Project description:Angiogenesis is the development of new blood vessels from pre-existing ones. It is a complex multifaceted process that is essential for the adequate functioning of human organisms. The investigation of angiogenesis is conducted using various methods. One of the most popular and most serviceable of these methods in vitro is the short-term culture of endothelial cells on Matrigel. However, a significant disadvantage of this method is the manual analysis of a large number of microphotographs. In this regard, it is necessary to develop a technique for automating the annotation of images of capillary-like structures. Despite the increasing use of deep learning in biomedical image analysis, as far as we know, there still has not been a study on the application of this method to angiogenesis images.
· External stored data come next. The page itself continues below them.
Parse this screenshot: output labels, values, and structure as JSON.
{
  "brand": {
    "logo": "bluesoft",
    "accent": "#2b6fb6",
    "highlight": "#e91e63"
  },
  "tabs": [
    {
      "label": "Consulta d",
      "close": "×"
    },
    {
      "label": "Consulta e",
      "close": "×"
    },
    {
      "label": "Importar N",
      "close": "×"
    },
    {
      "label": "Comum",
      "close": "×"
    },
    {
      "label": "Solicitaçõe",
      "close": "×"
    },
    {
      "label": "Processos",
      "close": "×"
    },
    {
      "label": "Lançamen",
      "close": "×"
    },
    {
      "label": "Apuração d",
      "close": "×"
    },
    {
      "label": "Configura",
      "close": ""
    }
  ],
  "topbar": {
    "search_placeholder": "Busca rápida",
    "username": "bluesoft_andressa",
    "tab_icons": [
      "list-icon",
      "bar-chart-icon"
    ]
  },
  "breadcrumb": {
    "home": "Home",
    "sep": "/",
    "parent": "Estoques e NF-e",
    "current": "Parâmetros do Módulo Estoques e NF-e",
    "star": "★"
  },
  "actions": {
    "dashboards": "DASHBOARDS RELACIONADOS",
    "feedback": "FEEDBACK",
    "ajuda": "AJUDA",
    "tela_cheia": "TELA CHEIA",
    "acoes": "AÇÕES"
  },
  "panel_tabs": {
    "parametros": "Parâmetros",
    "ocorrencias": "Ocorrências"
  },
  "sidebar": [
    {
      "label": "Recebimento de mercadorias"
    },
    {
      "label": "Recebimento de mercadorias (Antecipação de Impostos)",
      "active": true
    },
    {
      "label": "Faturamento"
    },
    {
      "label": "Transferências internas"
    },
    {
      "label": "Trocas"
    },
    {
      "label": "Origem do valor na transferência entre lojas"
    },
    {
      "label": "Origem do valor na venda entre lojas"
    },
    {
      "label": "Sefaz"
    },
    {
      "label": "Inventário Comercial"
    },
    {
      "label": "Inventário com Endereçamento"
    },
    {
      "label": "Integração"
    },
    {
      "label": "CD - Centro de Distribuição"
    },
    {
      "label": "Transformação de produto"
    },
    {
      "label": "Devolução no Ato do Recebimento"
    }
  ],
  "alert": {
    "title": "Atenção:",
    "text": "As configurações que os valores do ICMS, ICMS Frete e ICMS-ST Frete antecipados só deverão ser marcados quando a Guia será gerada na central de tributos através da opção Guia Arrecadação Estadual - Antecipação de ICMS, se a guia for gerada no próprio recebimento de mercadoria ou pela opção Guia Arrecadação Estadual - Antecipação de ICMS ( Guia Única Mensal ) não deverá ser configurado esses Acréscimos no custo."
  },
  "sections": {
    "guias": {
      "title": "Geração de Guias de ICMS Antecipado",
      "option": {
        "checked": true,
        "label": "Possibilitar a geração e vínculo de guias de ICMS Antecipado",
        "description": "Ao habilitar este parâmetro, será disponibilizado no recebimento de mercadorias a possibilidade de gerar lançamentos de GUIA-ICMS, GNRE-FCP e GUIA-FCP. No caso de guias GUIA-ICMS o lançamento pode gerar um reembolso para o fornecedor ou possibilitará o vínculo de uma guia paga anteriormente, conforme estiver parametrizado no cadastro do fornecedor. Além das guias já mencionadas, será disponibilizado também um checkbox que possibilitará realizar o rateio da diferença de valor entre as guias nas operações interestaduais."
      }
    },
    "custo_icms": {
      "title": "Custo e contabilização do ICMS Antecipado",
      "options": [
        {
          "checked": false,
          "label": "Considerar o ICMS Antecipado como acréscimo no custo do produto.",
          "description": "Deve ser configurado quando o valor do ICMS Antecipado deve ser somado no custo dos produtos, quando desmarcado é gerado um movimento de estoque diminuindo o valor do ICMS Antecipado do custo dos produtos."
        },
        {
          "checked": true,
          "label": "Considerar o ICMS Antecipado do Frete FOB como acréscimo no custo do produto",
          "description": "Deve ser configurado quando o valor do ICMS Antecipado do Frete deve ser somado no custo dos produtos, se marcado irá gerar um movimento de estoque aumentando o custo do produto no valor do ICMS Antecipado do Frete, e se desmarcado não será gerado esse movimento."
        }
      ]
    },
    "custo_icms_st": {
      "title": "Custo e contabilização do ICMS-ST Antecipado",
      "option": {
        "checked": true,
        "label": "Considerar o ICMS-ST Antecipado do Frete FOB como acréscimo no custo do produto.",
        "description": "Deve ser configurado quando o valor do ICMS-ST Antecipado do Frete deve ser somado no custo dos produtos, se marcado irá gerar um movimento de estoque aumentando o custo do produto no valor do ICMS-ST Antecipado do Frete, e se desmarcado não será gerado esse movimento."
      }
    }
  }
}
To the best of our knowledge, this article demonstrates the first tool based on a convolutional Unet++ encoder-decoder architecture for the semantic segmentation of in vitro angiogenesis simulation images followed by the resulting mask postprocessing for data analysis by experts. The first annotated dataset in this field, AngioCells, is also being made publicly available. To create this dataset, participants were recruited into a markup group, an annotation protocol was developed, and an interparticipant agreement study was carried out.